1. Use bulleted or numbered lists within the text. This breaks up the flow of the text and adds a bit of white space to the page which makes it look easier to visually consume. Try using this technique when writing:
- lists of tips, ideas or items
- steps to perform a task
- definitions of several topics
2. Use pull quotes or text boxes to add visual appeal to a blog post. Simply repeat something interesting or informative in the text and highlight it by making it stand out in larger text with a bold font. I like to use Tweetable pull quotes to integrate social media into the post and add visual style.

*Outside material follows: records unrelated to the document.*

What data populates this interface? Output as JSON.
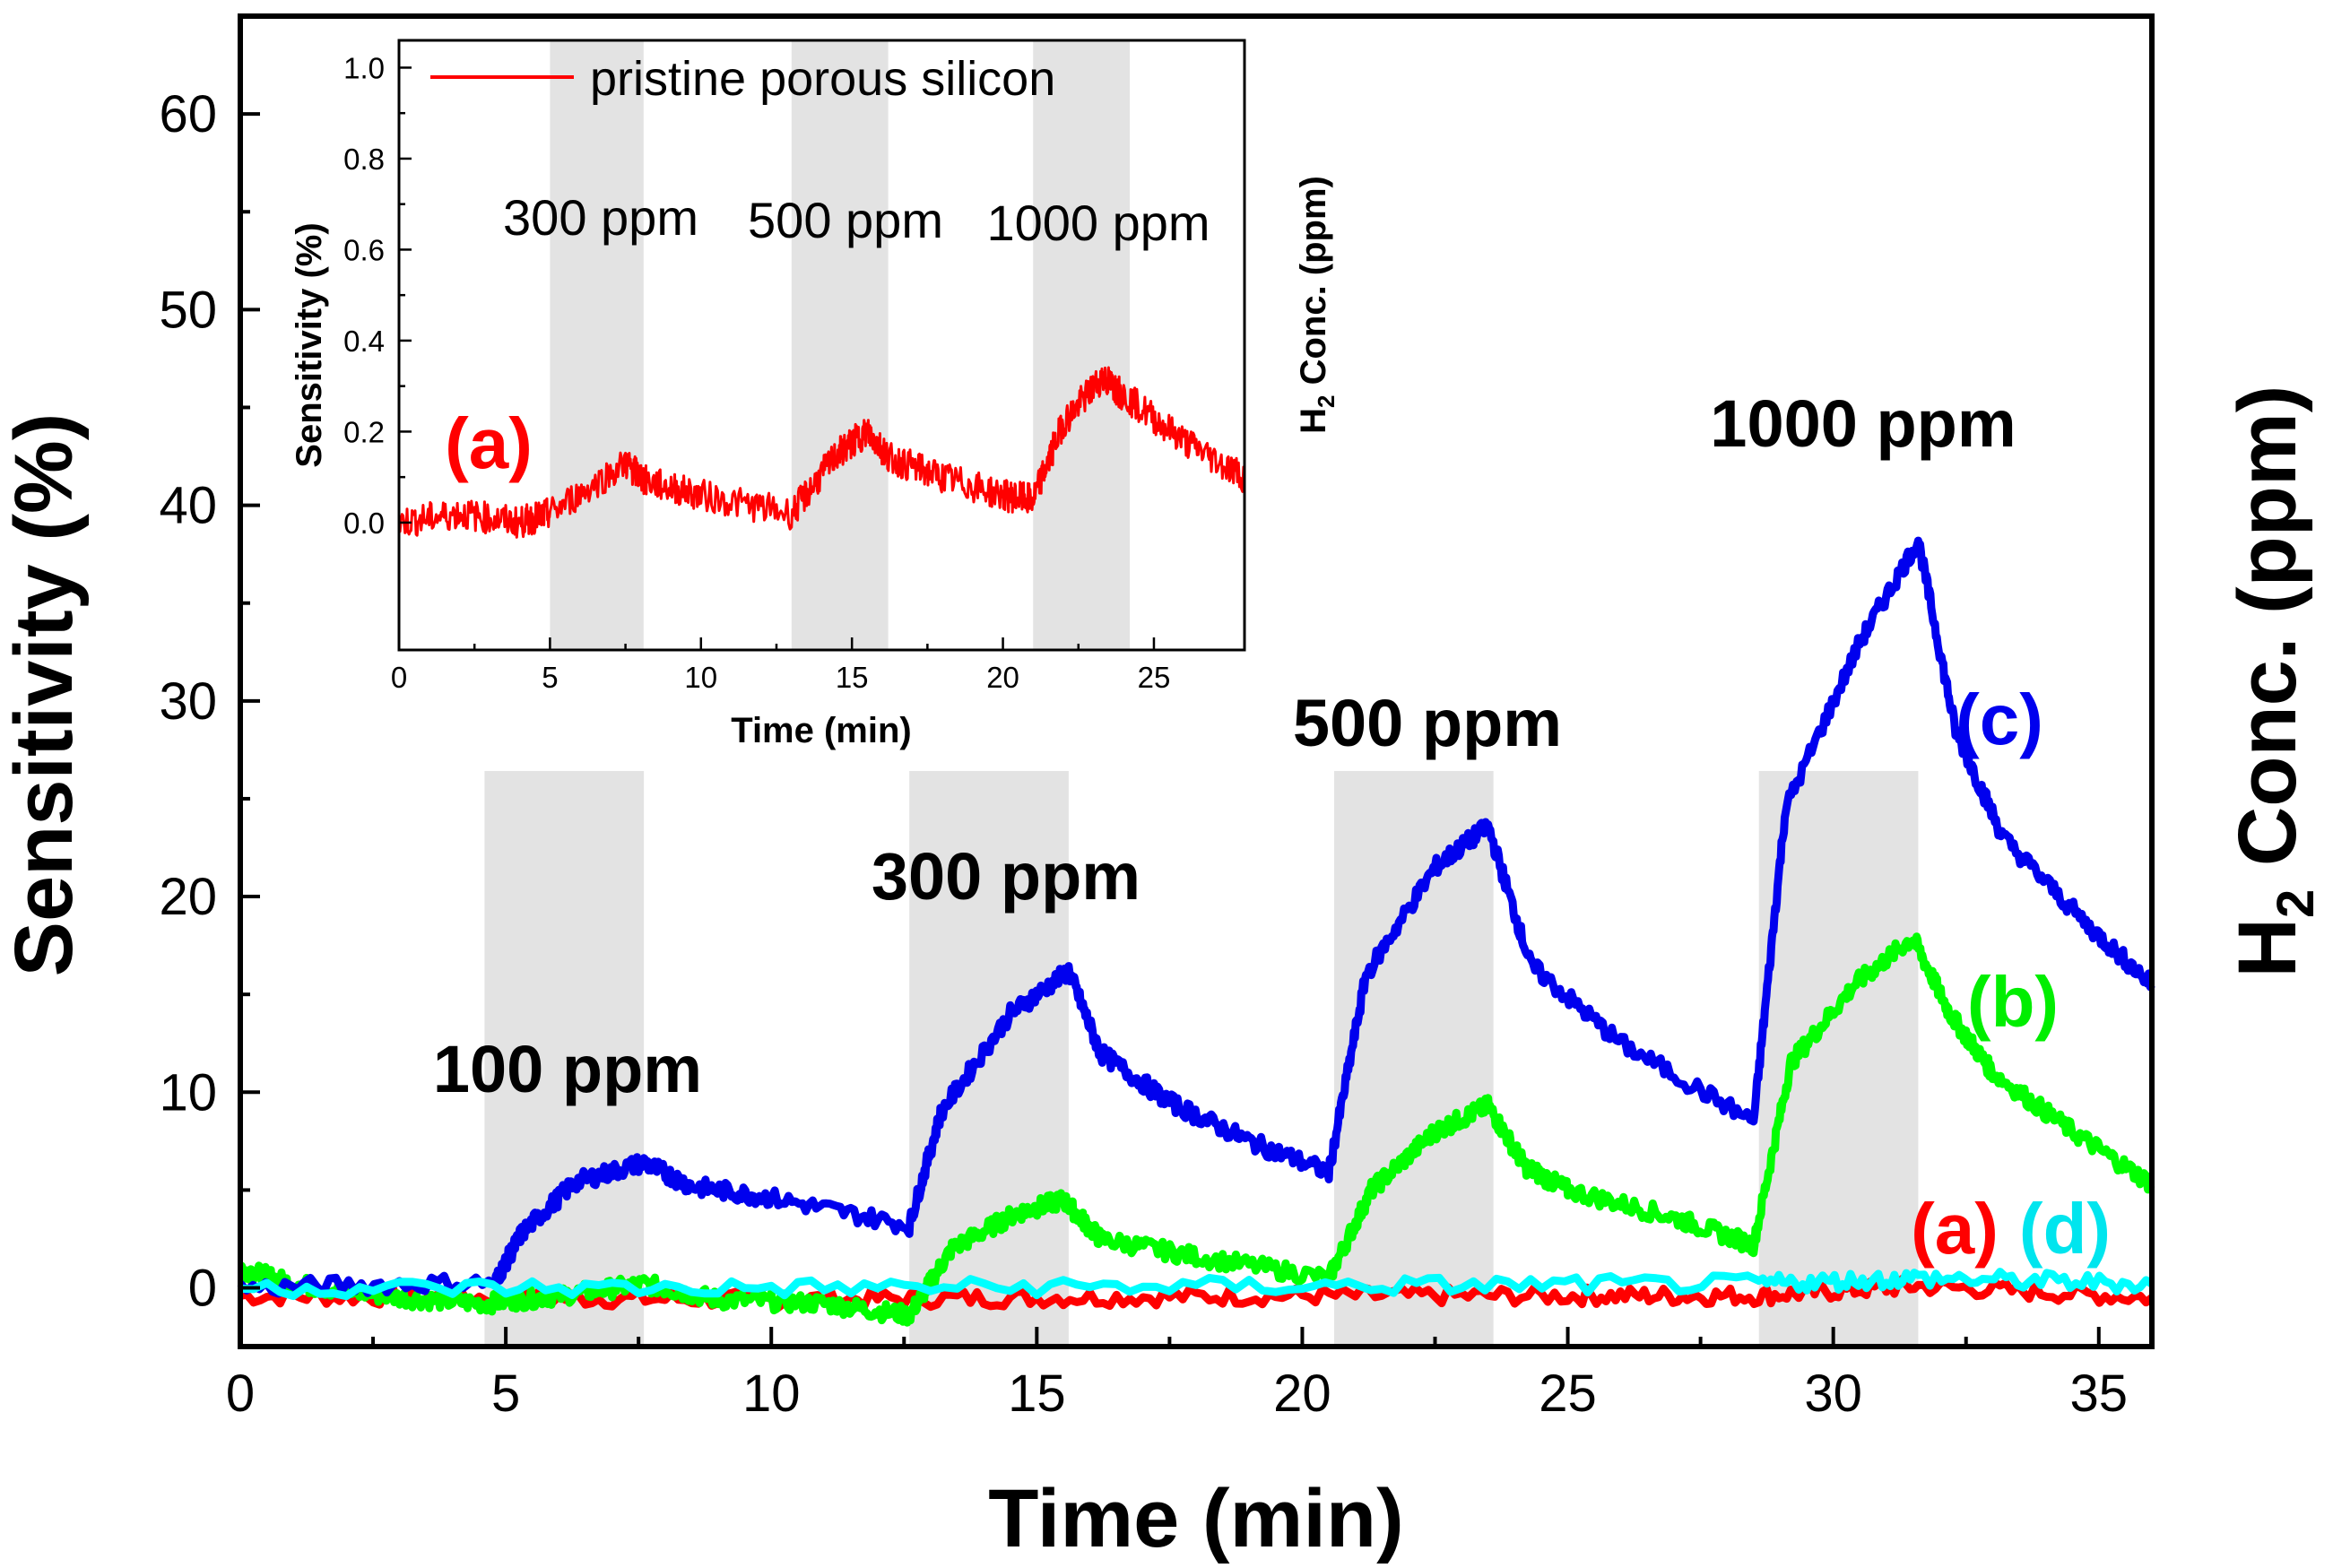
{
  "chart_data": [
    {
      "type": "line",
      "name": "main",
      "xlabel": "Time (min)",
      "ylabel": "Sensitivity (%)",
      "y2label_parts": [
        "H",
        "2",
        " Conc. (ppm)"
      ],
      "xlim": [
        0,
        36
      ],
      "ylim": [
        -3,
        65
      ],
      "xticks": [
        0,
        5,
        10,
        15,
        20,
        25,
        30,
        35
      ],
      "yticks": [
        0,
        10,
        20,
        30,
        40,
        50,
        60
      ],
      "gas_pulses": [
        {
          "start": 4.6,
          "end": 7.6,
          "label": "100 ppm"
        },
        {
          "start": 12.6,
          "end": 15.6,
          "label": "300 ppm"
        },
        {
          "start": 20.6,
          "end": 23.6,
          "label": "500 ppm"
        },
        {
          "start": 28.6,
          "end": 31.6,
          "label": "1000 ppm"
        }
      ],
      "series": [
        {
          "name": "(a)",
          "color": "#ff0000",
          "points": [
            [
              0,
              -0.4
            ],
            [
              5,
              -0.5
            ],
            [
              10,
              -0.6
            ],
            [
              15,
              -0.5
            ],
            [
              20,
              -0.4
            ],
            [
              25,
              -0.4
            ],
            [
              28.6,
              -0.4
            ],
            [
              31.6,
              0.1
            ],
            [
              36,
              -0.5
            ]
          ]
        },
        {
          "name": "(b)",
          "color": "#00ff00",
          "points": [
            [
              0,
              1.0
            ],
            [
              1,
              0.2
            ],
            [
              3,
              -0.5
            ],
            [
              4.6,
              -0.8
            ],
            [
              6,
              -0.4
            ],
            [
              7.6,
              0.2
            ],
            [
              9,
              -0.6
            ],
            [
              11,
              -0.8
            ],
            [
              12.6,
              -1.4
            ],
            [
              13.4,
              2.0
            ],
            [
              14.6,
              3.8
            ],
            [
              15.5,
              4.5
            ],
            [
              16.2,
              2.5
            ],
            [
              18,
              1.6
            ],
            [
              20.5,
              0.5
            ],
            [
              21.3,
              5.0
            ],
            [
              22.5,
              8.0
            ],
            [
              23.5,
              9.3
            ],
            [
              24.2,
              6.2
            ],
            [
              25,
              5.0
            ],
            [
              27,
              3.6
            ],
            [
              28.5,
              2.2
            ],
            [
              29.2,
              11.5
            ],
            [
              30.4,
              15.5
            ],
            [
              31.5,
              17.9
            ],
            [
              32.2,
              14.0
            ],
            [
              33,
              11.0
            ],
            [
              34.5,
              8.0
            ],
            [
              36,
              5.3
            ]
          ]
        },
        {
          "name": "(c)",
          "color": "#0000ee",
          "points": [
            [
              0,
              0.0
            ],
            [
              4.8,
              0.3
            ],
            [
              5.3,
              2.8
            ],
            [
              6.3,
              5.4
            ],
            [
              7.6,
              6.4
            ],
            [
              8.5,
              5.2
            ],
            [
              10,
              4.6
            ],
            [
              12.6,
              3.2
            ],
            [
              13.2,
              9.0
            ],
            [
              14.5,
              14.0
            ],
            [
              15.6,
              16.2
            ],
            [
              16.2,
              12.0
            ],
            [
              17.5,
              9.5
            ],
            [
              19,
              7.5
            ],
            [
              20.5,
              5.9
            ],
            [
              21.2,
              16.0
            ],
            [
              22.5,
              21.5
            ],
            [
              23.5,
              23.6
            ],
            [
              24.3,
              16.5
            ],
            [
              26,
              12.5
            ],
            [
              28.5,
              8.5
            ],
            [
              29.1,
              24.5
            ],
            [
              30.5,
              33.0
            ],
            [
              31.6,
              38.2
            ],
            [
              32.3,
              28.5
            ],
            [
              33.2,
              23.0
            ],
            [
              34.8,
              18.5
            ],
            [
              36,
              15.5
            ]
          ]
        },
        {
          "name": "(d)",
          "color": "#00ffff",
          "points": [
            [
              0,
              0.0
            ],
            [
              10,
              0.0
            ],
            [
              20,
              0.1
            ],
            [
              28.6,
              0.2
            ],
            [
              31.6,
              0.5
            ],
            [
              36,
              0.2
            ]
          ]
        }
      ],
      "annotations": [
        "(a)",
        "(d)",
        "(b)",
        "(c)"
      ]
    },
    {
      "type": "line",
      "name": "inset",
      "xlabel": "Time (min)",
      "ylabel": "Sensitivity (%)",
      "y2label_parts": [
        "H",
        "2",
        " Conc. (ppm)"
      ],
      "xlim": [
        0,
        28
      ],
      "ylim": [
        -0.28,
        1.06
      ],
      "xticks": [
        0,
        5,
        10,
        15,
        20,
        25
      ],
      "yticks": [
        0.0,
        0.2,
        0.4,
        0.6,
        0.8,
        1.0
      ],
      "gas_pulses": [
        {
          "start": 5.0,
          "end": 8.1,
          "label": "300 ppm"
        },
        {
          "start": 13.0,
          "end": 16.2,
          "label": "500 ppm"
        },
        {
          "start": 21.0,
          "end": 24.2,
          "label": "1000 ppm"
        }
      ],
      "series": [
        {
          "name": "pristine porous silicon",
          "color": "#ff0000",
          "points": [
            [
              0,
              0.0
            ],
            [
              2,
              0.02
            ],
            [
              4,
              0.0
            ],
            [
              5,
              0.02
            ],
            [
              7.5,
              0.13
            ],
            [
              8.2,
              0.09
            ],
            [
              10,
              0.06
            ],
            [
              13,
              0.02
            ],
            [
              14.5,
              0.15
            ],
            [
              15.5,
              0.2
            ],
            [
              16.3,
              0.14
            ],
            [
              18,
              0.1
            ],
            [
              20,
              0.06
            ],
            [
              21,
              0.05
            ],
            [
              22,
              0.22
            ],
            [
              23.3,
              0.32
            ],
            [
              24,
              0.28
            ],
            [
              26,
              0.18
            ],
            [
              28,
              0.1
            ]
          ]
        }
      ],
      "panel_label": "(a)"
    }
  ]
}
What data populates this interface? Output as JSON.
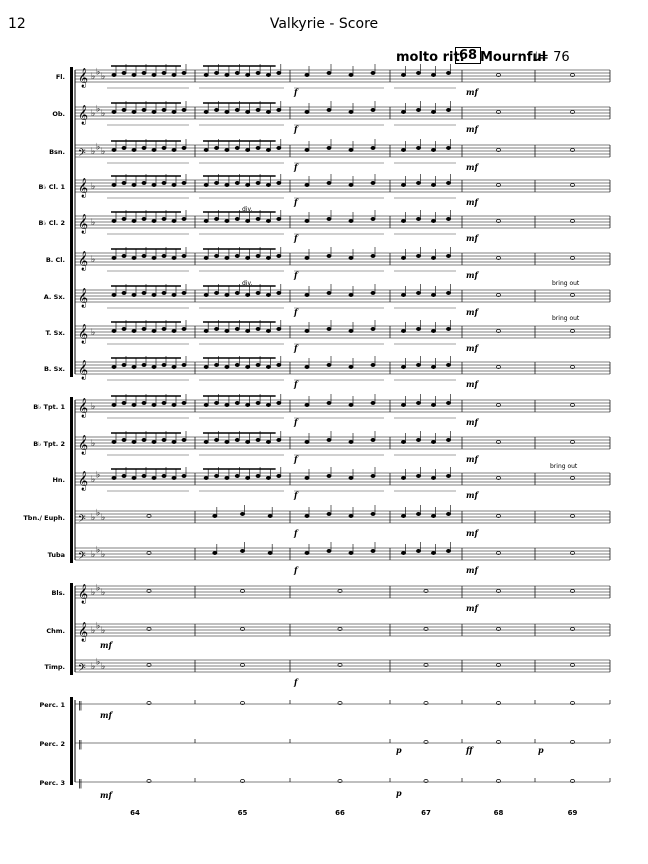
{
  "header": {
    "page_number": "12",
    "title": "Valkyrie - Score"
  },
  "tempo": {
    "rit": "molto rit.",
    "rehearsal": "68",
    "marking": "Mournful",
    "metronome": "♩= 76"
  },
  "instruments": [
    {
      "label": "Fl.",
      "clef": "treble",
      "flats": 3
    },
    {
      "label": "Ob.",
      "clef": "treble",
      "flats": 3
    },
    {
      "label": "Bsn.",
      "clef": "bass",
      "flats": 3
    },
    {
      "label": "B♭ Cl. 1",
      "clef": "treble",
      "flats": 1
    },
    {
      "label": "B♭ Cl. 2",
      "clef": "treble",
      "flats": 1
    },
    {
      "label": "B. Cl.",
      "clef": "treble",
      "flats": 1
    },
    {
      "label": "A. Sx.",
      "clef": "treble",
      "flats": 0
    },
    {
      "label": "T. Sx.",
      "clef": "treble",
      "flats": 1
    },
    {
      "label": "B. Sx.",
      "clef": "treble",
      "flats": 0
    },
    {
      "label": "B♭ Tpt. 1",
      "clef": "treble",
      "flats": 1
    },
    {
      "label": "B♭ Tpt. 2",
      "clef": "treble",
      "flats": 1
    },
    {
      "label": "Hn.",
      "clef": "treble",
      "flats": 2
    },
    {
      "label": "Tbn./ Euph.",
      "clef": "bass",
      "flats": 3
    },
    {
      "label": "Tuba",
      "clef": "bass",
      "flats": 3
    },
    {
      "label": "Bls.",
      "clef": "treble",
      "flats": 3
    },
    {
      "label": "Chm.",
      "clef": "treble",
      "flats": 3
    },
    {
      "label": "Timp.",
      "clef": "bass",
      "flats": 3
    },
    {
      "label": "Perc. 1",
      "clef": "perc",
      "flats": 0
    },
    {
      "label": "Perc. 2",
      "clef": "perc",
      "flats": 0
    },
    {
      "label": "Perc. 3",
      "clef": "perc",
      "flats": 0
    }
  ],
  "measure_numbers": [
    "64",
    "65",
    "66",
    "67",
    "68",
    "69"
  ],
  "annotations": {
    "div": "div.",
    "bring_out": "bring out",
    "dynamics": [
      "f",
      "mf",
      "p",
      "ff"
    ]
  }
}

3. Add visuals such as photos, charts, infographics, clip art, teasers for other posts or logos to make the post enticing. Choose graphics carefully. Social media shares will highlight them. Pick intriguing, clickable visuals to gain more readers.
4. Use bold text. I like to make subheadings, key phrases and sometimes quotes bold. This technique makes these snippets of text easily visible for readers who scan a post before spending time to read every paragraph. Hopefully the bold text is alluring and keeps them on the page.
5. Create short paragraphs often. This isn’t essay writing. You don’t have wrap each thought and its supporting elements up with a bow in one paragraph. Sometimes spacing one sentence by itself makes the point of your post even more substantial.
Take a look at your last published piece online. Does it look like a cookie cutter of your last post? Is it a rhythmic formula: opening paragraph, three paragraphs of body and a one line conclusion or call to action?
Add some bullet points. Highlight a snappy sentence in a text box. Use bold subheadings.
Try reformatting the page to see if you get more comments, shares and feedback on your post.